Он отошел и виновато смотрел издалека. Они стояли на разных концах палубы, и он ждал, что она одумается, остынет и позовет его, но Ли мрачно смотрела на игру волн, разрезаемых кораблем. Не выдержав, он приблизился к ней.
— Прости меня, Ли. Я ведь не знал тогда, что встречу тебя. Я виноват, что имел тех женщин.
— «Тех женщин»! Какая гадость!
— Я люблю только тебя и не помню других.
— Мне противно плыть с тобой на одном корабле!
— Хорошо, я готов спрыгнуть с него.
— Только попробуй! Нет уж, плыви дальше. Но на первой же пристани я сойду и останусь жить там, куда бы мы ни причалили. А ты можешь плыть дальше в свой проклятый Париж, к своим француженкам и испанкам. Там еще много разных национальностей женщин. И все они весьма доступные. Давай, давай, плыви к ним. Они уже постельки для тебя расстелили.
— Зачем ты мучаешь меня, Ли? Ведь я так люблю тебя!

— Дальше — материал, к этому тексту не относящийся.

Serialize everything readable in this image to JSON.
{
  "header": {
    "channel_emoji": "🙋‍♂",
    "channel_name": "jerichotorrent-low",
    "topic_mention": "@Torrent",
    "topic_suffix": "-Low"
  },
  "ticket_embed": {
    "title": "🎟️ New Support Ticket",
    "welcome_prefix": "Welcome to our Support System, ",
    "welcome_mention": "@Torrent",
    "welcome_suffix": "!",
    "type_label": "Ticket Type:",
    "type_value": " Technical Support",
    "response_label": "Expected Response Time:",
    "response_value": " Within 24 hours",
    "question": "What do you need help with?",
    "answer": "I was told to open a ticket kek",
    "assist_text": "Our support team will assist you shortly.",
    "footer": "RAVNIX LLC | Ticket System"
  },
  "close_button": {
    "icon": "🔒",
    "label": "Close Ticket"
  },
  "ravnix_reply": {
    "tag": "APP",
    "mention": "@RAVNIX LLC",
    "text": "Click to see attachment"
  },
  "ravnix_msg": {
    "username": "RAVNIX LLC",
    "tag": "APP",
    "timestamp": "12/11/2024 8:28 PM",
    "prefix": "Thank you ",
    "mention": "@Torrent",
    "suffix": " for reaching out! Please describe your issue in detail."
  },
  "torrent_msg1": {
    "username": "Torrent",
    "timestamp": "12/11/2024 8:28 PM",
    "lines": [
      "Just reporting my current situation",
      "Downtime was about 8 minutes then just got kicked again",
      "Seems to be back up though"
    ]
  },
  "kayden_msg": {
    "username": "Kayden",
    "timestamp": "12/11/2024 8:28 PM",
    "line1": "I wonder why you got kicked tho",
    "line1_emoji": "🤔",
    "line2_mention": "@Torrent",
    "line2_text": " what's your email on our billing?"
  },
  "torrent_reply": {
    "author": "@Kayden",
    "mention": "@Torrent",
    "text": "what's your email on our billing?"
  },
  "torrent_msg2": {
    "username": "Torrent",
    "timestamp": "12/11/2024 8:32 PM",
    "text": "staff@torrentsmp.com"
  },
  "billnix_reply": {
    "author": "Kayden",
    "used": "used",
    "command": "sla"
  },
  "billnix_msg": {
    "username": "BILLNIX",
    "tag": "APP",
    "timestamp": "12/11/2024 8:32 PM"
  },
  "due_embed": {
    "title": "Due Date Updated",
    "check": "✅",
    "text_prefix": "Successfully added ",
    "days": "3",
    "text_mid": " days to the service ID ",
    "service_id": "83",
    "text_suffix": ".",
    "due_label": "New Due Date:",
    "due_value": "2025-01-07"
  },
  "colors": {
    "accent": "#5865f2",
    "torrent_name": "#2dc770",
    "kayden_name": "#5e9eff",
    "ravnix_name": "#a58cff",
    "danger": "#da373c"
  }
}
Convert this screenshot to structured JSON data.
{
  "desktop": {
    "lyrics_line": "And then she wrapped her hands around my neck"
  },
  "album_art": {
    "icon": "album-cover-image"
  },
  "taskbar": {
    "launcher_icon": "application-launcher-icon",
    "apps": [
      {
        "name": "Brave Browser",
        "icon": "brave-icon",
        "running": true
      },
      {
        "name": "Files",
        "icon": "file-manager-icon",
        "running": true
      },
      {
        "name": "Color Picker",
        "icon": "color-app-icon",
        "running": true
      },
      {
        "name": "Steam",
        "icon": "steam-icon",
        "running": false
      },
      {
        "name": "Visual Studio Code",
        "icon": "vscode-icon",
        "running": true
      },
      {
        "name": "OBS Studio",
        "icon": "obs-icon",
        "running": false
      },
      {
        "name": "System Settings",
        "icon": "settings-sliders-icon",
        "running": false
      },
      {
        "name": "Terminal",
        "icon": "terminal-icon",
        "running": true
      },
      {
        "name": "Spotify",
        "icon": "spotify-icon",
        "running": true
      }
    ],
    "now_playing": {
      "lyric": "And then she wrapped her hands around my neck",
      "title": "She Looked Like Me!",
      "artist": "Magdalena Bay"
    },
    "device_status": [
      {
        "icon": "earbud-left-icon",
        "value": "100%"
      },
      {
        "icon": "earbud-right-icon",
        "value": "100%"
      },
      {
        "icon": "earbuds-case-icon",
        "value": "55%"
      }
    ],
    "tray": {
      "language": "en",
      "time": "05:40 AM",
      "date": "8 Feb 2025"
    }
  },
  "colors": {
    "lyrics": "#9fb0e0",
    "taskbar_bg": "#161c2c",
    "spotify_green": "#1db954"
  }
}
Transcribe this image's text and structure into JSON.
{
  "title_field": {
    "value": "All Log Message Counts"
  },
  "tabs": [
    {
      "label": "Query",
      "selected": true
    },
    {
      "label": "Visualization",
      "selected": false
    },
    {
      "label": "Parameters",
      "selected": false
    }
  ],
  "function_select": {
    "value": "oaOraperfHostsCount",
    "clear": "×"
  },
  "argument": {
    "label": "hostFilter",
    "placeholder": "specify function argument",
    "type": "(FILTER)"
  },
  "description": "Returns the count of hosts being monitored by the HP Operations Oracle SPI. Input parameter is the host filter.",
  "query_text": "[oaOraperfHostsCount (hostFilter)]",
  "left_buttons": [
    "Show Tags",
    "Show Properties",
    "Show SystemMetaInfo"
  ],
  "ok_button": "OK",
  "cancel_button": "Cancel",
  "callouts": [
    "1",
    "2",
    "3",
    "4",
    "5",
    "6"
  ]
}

— Потому что ты своим признанием прострелил мне сердце.
— Прости меня. Я дулак.
Слово «дулак» тронуло и рассмешило ее. Как и подавляющему большинству китайцев, русская Р очень трудно давалась Ронгу, чье имя даже и начиналось вроде бы с буквы Р. Но эта китайская Р не такая, как русская, она нечто среднее между Р и Л и произносится путем отрывистого касания кончика языка по середине нёба.
И вот теперь Ронг так вовремя не смог правильно произнести слово «дурак». Ссора, казалось, угасла. Но когда они пришли в каюту и хотели лечь в постель, Ли стало сильно тошнить.
— Это мне тошно от мыслей о тех твоих развратницах, с которыми ты спал до меня! Не прикасайся ко мне. Займись чем-нибудь. Почитай книгу.
Вскоре ее стало сильно рвать. И последующие дни Ли постоянно мучилась тошнотой и рвотой, одолевавшими ее каждые полчаса. Если это морская болезнь, то почему она не началась с первых же дней плавания?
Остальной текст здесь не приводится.